Stephen Colbert and Killer Mike Get Real About Race in America

The rapper offered advice to ‘Late Show’ viewers on how to address racial inequality.
Jan 7, 2016·
Culture and education editor Liz Dwyer has written about race, parenting, and social justice for several national publications. She was previously education editor at Good.

With sliding ratings for The Late Show With Stephen Colbert, some critics have suggested that the former Colbert Report host is “too liberal” for a broader audience. But that’s not stopping Stephen Colbert from delivering monologues and engaging with guests about some of the most challenging issues affecting the nation. For proof, look no further than the talk show host’s dialogue about race on Tuesday night with popular rapper, entrepreneur, and activist Killer Mike.

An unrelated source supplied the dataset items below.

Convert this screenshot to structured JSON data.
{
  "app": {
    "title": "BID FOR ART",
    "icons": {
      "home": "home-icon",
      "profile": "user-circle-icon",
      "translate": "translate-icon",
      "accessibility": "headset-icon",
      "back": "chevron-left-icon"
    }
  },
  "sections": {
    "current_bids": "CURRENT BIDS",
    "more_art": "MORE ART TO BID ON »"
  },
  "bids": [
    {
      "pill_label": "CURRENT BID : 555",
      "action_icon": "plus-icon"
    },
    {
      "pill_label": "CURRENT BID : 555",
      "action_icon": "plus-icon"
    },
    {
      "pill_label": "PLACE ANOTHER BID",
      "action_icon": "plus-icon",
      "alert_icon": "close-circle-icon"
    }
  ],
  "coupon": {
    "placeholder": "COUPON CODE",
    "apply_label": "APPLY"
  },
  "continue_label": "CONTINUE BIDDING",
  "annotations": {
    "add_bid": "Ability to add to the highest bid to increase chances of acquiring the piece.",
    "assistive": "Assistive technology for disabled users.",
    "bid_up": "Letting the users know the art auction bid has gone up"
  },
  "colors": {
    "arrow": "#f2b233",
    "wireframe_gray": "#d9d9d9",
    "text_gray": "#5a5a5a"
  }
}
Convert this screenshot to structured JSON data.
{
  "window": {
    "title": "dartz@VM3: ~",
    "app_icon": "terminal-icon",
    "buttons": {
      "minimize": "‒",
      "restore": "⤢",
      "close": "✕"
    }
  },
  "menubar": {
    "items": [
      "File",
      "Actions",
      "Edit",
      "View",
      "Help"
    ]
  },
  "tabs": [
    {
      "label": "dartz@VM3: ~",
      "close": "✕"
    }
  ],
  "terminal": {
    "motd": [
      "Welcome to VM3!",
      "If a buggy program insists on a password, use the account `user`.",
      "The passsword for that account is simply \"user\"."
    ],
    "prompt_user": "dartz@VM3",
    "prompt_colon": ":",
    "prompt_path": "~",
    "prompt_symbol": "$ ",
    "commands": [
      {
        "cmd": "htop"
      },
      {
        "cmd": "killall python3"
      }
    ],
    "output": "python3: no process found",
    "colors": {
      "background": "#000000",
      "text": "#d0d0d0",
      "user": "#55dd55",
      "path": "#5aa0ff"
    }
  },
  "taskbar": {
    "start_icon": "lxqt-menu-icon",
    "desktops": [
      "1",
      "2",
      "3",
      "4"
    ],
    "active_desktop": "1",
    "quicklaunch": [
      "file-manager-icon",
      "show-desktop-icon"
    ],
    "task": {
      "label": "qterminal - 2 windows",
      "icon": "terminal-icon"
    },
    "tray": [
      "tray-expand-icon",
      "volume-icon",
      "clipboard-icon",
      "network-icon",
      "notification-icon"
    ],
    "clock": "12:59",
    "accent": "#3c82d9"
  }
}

In true Colbert style, the host kicked off the segment by joking with Killer Mike, who has long been outspoken about police brutality and racism, about his gray sweat suit and how he got his hip-hop moniker (he’s a killer on the mic, not an actual killer). But Colbert quickly turned the conversation to a more serious topic by asking the star if he thought the Black Lives Matter–related activism of 2015 “has changed anything, at least in our national dialogue?”

RELATED: See Why ‘Black Lives Matter’ Isn’t Just About Black People

Killer Mike responded by asking white viewers to “Google Jane Elliott” and watch her “Blue Eyes/Brown Eyes” exercise. In it, the former Iowa schoolteacher segregated her white third graders according to the color of their eyes and labeled them as inferior or superior based on that. Elliot created the experiment in 1968, the day after the assassination of Martin Luther King Jr., to help her students understand the ongoing oppression experienced by black folks and how easily people discriminate.

At the same time, Killer Mike added, “If white people are just now discovering that it’s bad for black or working-class people in America, they’re a lot more blind than I thought. They’re a lot more choosing to be ignorant than I thought.” The rapper may have suggested Elliott’s exercise because, as he shared with Colbert, “the same problems that we’re discussing today we discussed in 1990, 1980, 1970, and 1960.”

Awareness of the challenges black folks face thanks to segregated schools, police brutality, and lack of economic opportunity may not be the only problem. The results of a Gallup poll from July found that only 51 percent of black Americans and 45 percent of white Americans rated race relations in the U.S. as “very good” or “somewhat good.”

Colbert injected a bit of satirical humor into the conversation as he asked Killer Mike, who also runs several barbershops in Atlanta, “What can we do? Should white people start getting their hair cut at black barbershops?” After some laughs about how much more white people pay for haircuts, the artist shared another concrete solution: Find a child who is a minority and “help that child matriculate into college” by being a mentor. “Teach them the path you were taught to become a successful human being,” Killer Mike said.